O ponto mais disruptivo é o split payment: em vez de receber o valor cheio e recolher o tributo depois, o fornecedor recebe já o valor líquido. Quem segrega e repassa a CBS ao fisco é o prestador de serviço de pagamento (PSP) — banco, adquirente ou fintech — no momento da liquidação financeira.
Os 12 arranjos e as 2 etapas
O decreto lista oficialmente 12 arranjos de pagamento sujeitos ao mecanismo. Os sete primeiros — boleto, Pix (QR dinâmico, estático, automático e por chave), TED e TEF — entram na Etapa 1, em 2027, de forma facultativa. Cartão de crédito, débito, pré-pago e voucher ficam para a Etapa 2, cujo início depende de ato conjunto da Receita Federal com o Comitê Gestor do IBS, ainda sem data.
A armadilha do procedimento simplificado
Há dois procedimentos: o padrão, que exige vínculo direto entre nota fiscal e pagamento, e o simplificado, que aplica um percentual fixo sem esse vínculo.
O risco está no art. 30, §3º: se a transação for originada sem identificar os valores de CBS, a opção pelo simplificado é automática. E o §7º, II é claro: o recolhimento via simplificado não gera direito ao crédito para o adquirente do regime regular. Em operações de alto volume, a perda acumulada pode ser expressiva.
Créditos, ressarcimento e conformidade
O crédito nasce vinculado à extinção do débito — não basta ter a nota; o débito precisa ter sido extinto. Créditos têm prazo de uso de 5 anos.
Para ressarcimento de saldos credores, os prazos são escalonados: 30 dias para contribuintes em programas de conformidade da Receita Federal, 60 dias para créditos de ativo imobilizado e 180 dias nos demais casos. Se a Receita não se manifestar no prazo, o ressarcimento é automático nos 15 dias seguintes, com correção pela Selic.
O que sua empresa precisa fazer agora
A fiscalização de CBS e IBS pode ocorrer em até 90 dias da publicação do decreto. O tempo de adaptação sem consequências está em andamento.

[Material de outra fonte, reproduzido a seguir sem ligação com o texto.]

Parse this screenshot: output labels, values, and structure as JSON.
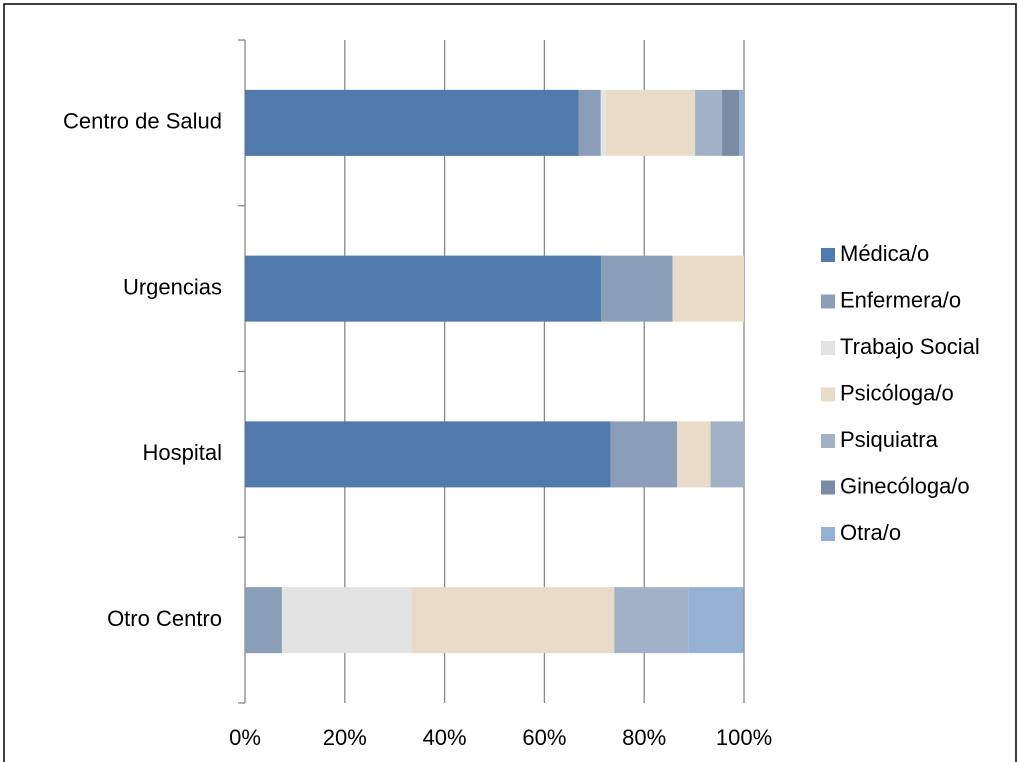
{
  "chart_data": {
    "type": "stacked_bar_horizontal",
    "categories": [
      "Centro de Salud",
      "Urgencias",
      "Hospital",
      "Otro Centro"
    ],
    "series": [
      {
        "name": "Médica/o",
        "color": "#4f7aab",
        "values": [
          66.9,
          71.4,
          73.3,
          0
        ]
      },
      {
        "name": "Enfermera/o",
        "color": "#8a9fb7",
        "values": [
          4.4,
          14.3,
          13.3,
          7.4
        ]
      },
      {
        "name": "Trabajo Social",
        "color": "#e3e3e3",
        "values": [
          1.0,
          0,
          0,
          25.9
        ]
      },
      {
        "name": "Psicóloga/o",
        "color": "#e8dcc8",
        "values": [
          17.9,
          14.3,
          6.7,
          40.7
        ]
      },
      {
        "name": "Psiquiatra",
        "color": "#a2b1c6",
        "values": [
          5.4,
          0,
          6.7,
          14.8
        ]
      },
      {
        "name": "Ginecóloga/o",
        "color": "#7a8ca3",
        "values": [
          3.4,
          0,
          0,
          0
        ]
      },
      {
        "name": "Otra/o",
        "color": "#97b1d4",
        "values": [
          1.0,
          0,
          0,
          11.1
        ]
      }
    ],
    "xlim": [
      0,
      100
    ],
    "xticks": [
      {
        "value": 0,
        "label": "0%"
      },
      {
        "value": 20,
        "label": "20%"
      },
      {
        "value": 40,
        "label": "40%"
      },
      {
        "value": 60,
        "label": "60%"
      },
      {
        "value": 80,
        "label": "80%"
      },
      {
        "value": 100,
        "label": "100%"
      }
    ],
    "grid": true,
    "legend": "right"
  }
}
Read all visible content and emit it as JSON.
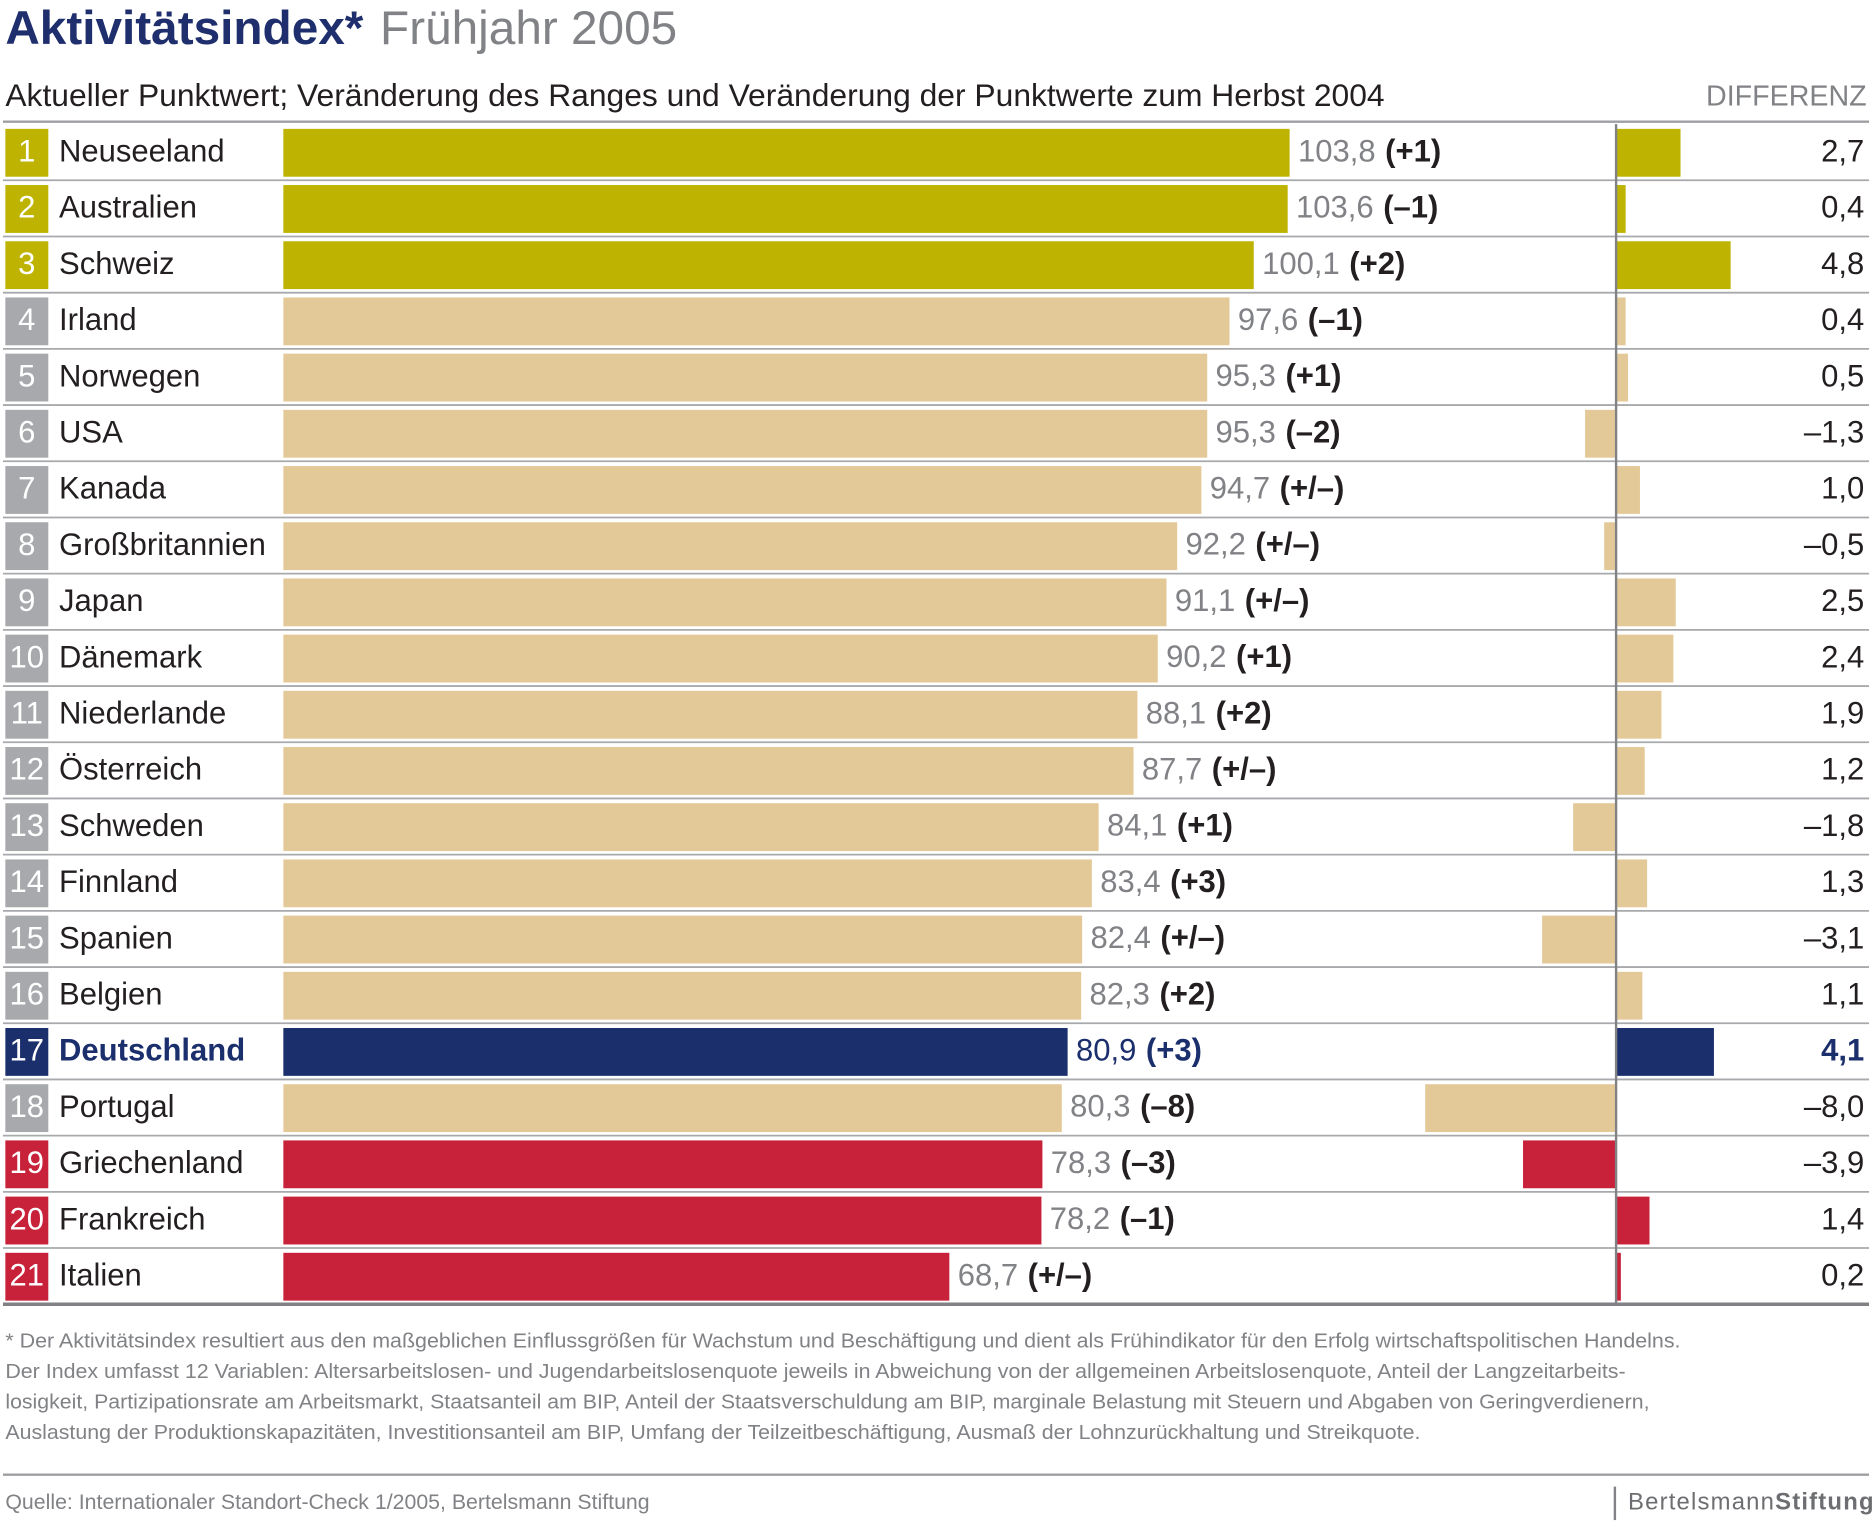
{
  "chart_data": {
    "type": "bar",
    "title": "Aktivitätsindex*",
    "title_suffix": "Frühjahr 2005",
    "subtitle": "Aktueller Punktwert; Veränderung des Ranges und Veränderung der Punktwerte zum Herbst 2004",
    "difference_header": "DIFFERENZ",
    "ranks": [
      1,
      2,
      3,
      4,
      5,
      6,
      7,
      8,
      9,
      10,
      11,
      12,
      13,
      14,
      15,
      16,
      17,
      18,
      19,
      20,
      21
    ],
    "categories": [
      "Neuseeland",
      "Australien",
      "Schweiz",
      "Irland",
      "Norwegen",
      "USA",
      "Kanada",
      "Großbritannien",
      "Japan",
      "Dänemark",
      "Niederlande",
      "Österreich",
      "Schweden",
      "Finnland",
      "Spanien",
      "Belgien",
      "Deutschland",
      "Portugal",
      "Griechenland",
      "Frankreich",
      "Italien"
    ],
    "values": [
      103.8,
      103.6,
      100.1,
      97.6,
      95.3,
      95.3,
      94.7,
      92.2,
      91.1,
      90.2,
      88.1,
      87.7,
      84.1,
      83.4,
      82.4,
      82.3,
      80.9,
      80.3,
      78.3,
      78.2,
      68.7
    ],
    "value_labels": [
      "103,8",
      "103,6",
      "100,1",
      "97,6",
      "95,3",
      "95,3",
      "94,7",
      "92,2",
      "91,1",
      "90,2",
      "88,1",
      "87,7",
      "84,1",
      "83,4",
      "82,4",
      "82,3",
      "80,9",
      "80,3",
      "78,3",
      "78,2",
      "68,7"
    ],
    "rank_changes": [
      "(+1)",
      "(–1)",
      "(+2)",
      "(–1)",
      "(+1)",
      "(–2)",
      "(+/–)",
      "(+/–)",
      "(+/–)",
      "(+1)",
      "(+2)",
      "(+/–)",
      "(+1)",
      "(+3)",
      "(+/–)",
      "(+2)",
      "(+3)",
      "(–8)",
      "(–3)",
      "(–1)",
      "(+/–)"
    ],
    "colors": [
      "#bdb300",
      "#bdb300",
      "#bdb300",
      "#e4c998",
      "#e4c998",
      "#e4c998",
      "#e4c998",
      "#e4c998",
      "#e4c998",
      "#e4c998",
      "#e4c998",
      "#e4c998",
      "#e4c998",
      "#e4c998",
      "#e4c998",
      "#e4c998",
      "#1b2f6d",
      "#e4c998",
      "#c8223b",
      "#c8223b",
      "#c8223b"
    ],
    "rank_colors": [
      "#bdb300",
      "#bdb300",
      "#bdb300",
      "#a7a9ac",
      "#a7a9ac",
      "#a7a9ac",
      "#a7a9ac",
      "#a7a9ac",
      "#a7a9ac",
      "#a7a9ac",
      "#a7a9ac",
      "#a7a9ac",
      "#a7a9ac",
      "#a7a9ac",
      "#a7a9ac",
      "#a7a9ac",
      "#1b2f6d",
      "#a7a9ac",
      "#c8223b",
      "#c8223b",
      "#c8223b"
    ],
    "highlight": 16,
    "xlim": [
      0,
      104
    ],
    "differences": {
      "values": [
        2.7,
        0.4,
        4.8,
        0.4,
        0.5,
        -1.3,
        1.0,
        -0.5,
        2.5,
        2.4,
        1.9,
        1.2,
        -1.8,
        1.3,
        -3.1,
        1.1,
        4.1,
        -8.0,
        -3.9,
        1.4,
        0.2
      ],
      "value_labels": [
        "2,7",
        "0,4",
        "4,8",
        "0,4",
        "0,5",
        "–1,3",
        "1,0",
        "–0,5",
        "2,5",
        "2,4",
        "1,9",
        "1,2",
        "–1,8",
        "1,3",
        "–3,1",
        "1,1",
        "4,1",
        "–8,0",
        "–3,9",
        "1,4",
        "0,2"
      ],
      "xlim": [
        -8,
        10.6
      ]
    },
    "footnote": [
      "* Der Aktivitätsindex resultiert aus den maßgeblichen Einflussgrößen für Wachstum und Beschäftigung und dient als Frühindikator für den Erfolg wirtschaftspolitischen Handelns.",
      "Der Index umfasst 12 Variablen: Altersarbeitslosen- und Jugendarbeitslosenquote jeweils in Abweichung von der allgemeinen Arbeitslosenquote, Anteil der Langzeitarbeits-",
      "losigkeit, Partizipationsrate am Arbeitsmarkt, Staatsanteil am BIP, Anteil der Staatsverschuldung am BIP, marginale Belastung mit Steuern und Abgaben von Geringverdienern,",
      "Auslastung der Produktionskapazitäten, Investitionsanteil am BIP, Umfang der Teilzeitbeschäftigung, Ausmaß der Lohnzurückhaltung und Streikquote."
    ],
    "source": "Quelle: Internationaler Standort-Check 1/2005, Bertelsmann Stiftung",
    "logo": [
      "Bertelsmann",
      "Stiftung"
    ]
  }
}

Prioridades imediatas: mapear os meios de pagamento utilizados e onde o split payment vai impactar; auditar cadastros fiscais (CNPJ errado pode significar crédito perdido); avaliar a integração entre ERP e sistemas de pagamento; e simular o impacto da perda do float no capital de giro.
A reforma não é mais uma discussão futura. Está regulamentada, com prazo de fiscalização contando. Quem agir agora chega a 2027 preparado. Quem esperar corre contra o tempo — e contra o caixa.